Moreover, I do not believe that waterboarding can be reasonably interpreted as not torture.

Don't tell me the same hands can both torture and bless. If you conspire to break the law to torture human beings, I mean, what is the list of things that are worse?

Quote:

So you cheated on your wife, let's excommunicate you.
Quote:

So you conspired with corrupt officials to torture other human beings. Nice work.
If you can't excommunicate a torturer, I'm fairly certain the list of things that ought to be excommunicable is pretty small.

Lastly: I grant that we all make mistakes. I grant that repentance is part of being in good stead. In Bybee's case, however, with years to think about what he did, and years to consider what happened as a result of what he did, and having looked at the fact that others have called him wrong, that his policy has been rejected, that he knows prior case law, that he knows of things like the Khmer Rouge, he says "I WAS RIGHT."

He is dragging the church through the mud, again and again, as it is repeated again and again how he is LDS.

Tex 05-05-2009 09:30 PM

Next, we should answer the question of who should be prosecuted in the military for waterboarding our own soldiers as a part of training.

And let's find that SOB who waterboarded Christopher Hitchens.

And if Keith Olbermann waterboards Sean Hannity, I expect to see him arrested and maybe executed too.

MikeWaters 05-05-2009 09:37 PM

Quote:

Originally Posted by Tex (Post 304810)
Next, we should answer the question of who should be prosecuted in the military for waterboarding our own soldiers as a part of training.

And let's find that SOB who waterboarded Christopher Hitchens.

And if Keith Olbermann waterboards Sean Hannity, I expect to see him arrested and maybe executed too.

many people do things to themselves that would be considered torture if it were forced upon them involuntarily.

Again we see religion does not equal ethics, in Tex's juvenile display of misunderstanding.

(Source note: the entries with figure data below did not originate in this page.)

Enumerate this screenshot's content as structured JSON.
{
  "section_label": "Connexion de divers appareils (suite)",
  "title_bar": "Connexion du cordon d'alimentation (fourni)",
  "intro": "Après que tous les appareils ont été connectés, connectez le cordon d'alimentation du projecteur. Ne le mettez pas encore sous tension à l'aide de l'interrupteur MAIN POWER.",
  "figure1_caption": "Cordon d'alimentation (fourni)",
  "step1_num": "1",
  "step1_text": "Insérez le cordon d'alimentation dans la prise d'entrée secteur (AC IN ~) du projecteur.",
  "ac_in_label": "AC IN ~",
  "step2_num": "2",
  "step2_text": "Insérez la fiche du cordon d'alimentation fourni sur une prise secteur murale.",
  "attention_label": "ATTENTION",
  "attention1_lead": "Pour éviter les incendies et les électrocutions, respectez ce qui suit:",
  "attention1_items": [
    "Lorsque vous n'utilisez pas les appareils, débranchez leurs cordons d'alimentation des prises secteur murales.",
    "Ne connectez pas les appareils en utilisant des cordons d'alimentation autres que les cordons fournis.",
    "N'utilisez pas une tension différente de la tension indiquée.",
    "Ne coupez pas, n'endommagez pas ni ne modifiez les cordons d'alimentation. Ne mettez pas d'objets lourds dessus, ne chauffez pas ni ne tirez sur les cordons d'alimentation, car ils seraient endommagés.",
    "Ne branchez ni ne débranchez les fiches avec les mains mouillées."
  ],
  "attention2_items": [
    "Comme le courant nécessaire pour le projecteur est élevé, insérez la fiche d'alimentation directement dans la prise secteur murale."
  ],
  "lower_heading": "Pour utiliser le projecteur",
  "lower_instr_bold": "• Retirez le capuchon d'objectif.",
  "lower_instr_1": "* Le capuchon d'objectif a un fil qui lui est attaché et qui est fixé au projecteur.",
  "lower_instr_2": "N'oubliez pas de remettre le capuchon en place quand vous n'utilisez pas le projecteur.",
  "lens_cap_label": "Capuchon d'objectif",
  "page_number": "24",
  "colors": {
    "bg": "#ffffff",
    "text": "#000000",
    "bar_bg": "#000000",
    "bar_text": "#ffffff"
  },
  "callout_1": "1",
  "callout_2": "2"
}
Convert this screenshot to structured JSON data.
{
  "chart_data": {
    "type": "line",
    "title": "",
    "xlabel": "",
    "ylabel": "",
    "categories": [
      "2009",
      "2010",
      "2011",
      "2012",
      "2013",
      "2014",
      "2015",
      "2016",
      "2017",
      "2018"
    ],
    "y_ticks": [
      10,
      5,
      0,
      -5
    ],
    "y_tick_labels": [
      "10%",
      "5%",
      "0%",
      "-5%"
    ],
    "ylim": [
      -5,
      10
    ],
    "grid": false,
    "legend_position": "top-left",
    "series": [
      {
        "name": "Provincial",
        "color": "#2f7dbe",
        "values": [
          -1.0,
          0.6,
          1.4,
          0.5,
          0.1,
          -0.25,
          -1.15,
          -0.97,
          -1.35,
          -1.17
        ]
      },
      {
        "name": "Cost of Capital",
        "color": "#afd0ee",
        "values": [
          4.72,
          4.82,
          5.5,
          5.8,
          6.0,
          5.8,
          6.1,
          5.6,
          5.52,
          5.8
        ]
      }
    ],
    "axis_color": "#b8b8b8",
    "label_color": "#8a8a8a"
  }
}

Indy Coug 05-05-2009 11:15 PM

Quote:

Originally Posted by MikeWaters (Post 304808)
I believe that Bybee conspired with administration officials to implement torture, in violation of US law and common Christian decency and morality.

Moreover, I do not believe that waterboarding can be reasonably interpreted as not torture.

I'm not sure you've demonstrated yourself to be reasonable.

Quote:

Originally Posted by MikeWaters
Lastly: I grant that we all make mistakes. I grant that repentance is part of being in good stead. In Bybee's case, however, with years to think about what he did, and years to consider what happened as a result of what he did, and having looked at the fact that others have called him wrong, that his policy has been rejected, that he knows prior case law, that he knows of things like the Khmer Rouge, he says "I WAS
RIGHT."

If you can't excommunicate a torturer, I'm fairly certain the list of things that ought to be excommunicable is pretty small.

QED

Tex 05-05-2009 11:30 PM

Quote:

Originally Posted by MikeWaters (Post 304812)
many people do things to themselves that would be considered torture if it were forced upon them involuntarily.

Again we see religion does not equal ethics, in Tex's juvenile display of misunderstanding.

I think anyone who drills a hole through another person's hand, regardless of whether it was voluntarily, would still be arrested and charged. Your condition doesn't hold for many more "traditional" forms of torture.

MikeWaters 05-05-2009 11:39 PM

Quote:

Originally Posted by Tex (Post 304818)
I think anyone who drills a hole through another person's hand, regardless of whether it was voluntarily, would still be arrested and charged. Your condition doesn't hold for many more "traditional" forms of torture.

You make me laugh. At you. Not with you.

So what about someone who puts a hole into people's tongues. Is that torture, Tex? Labia?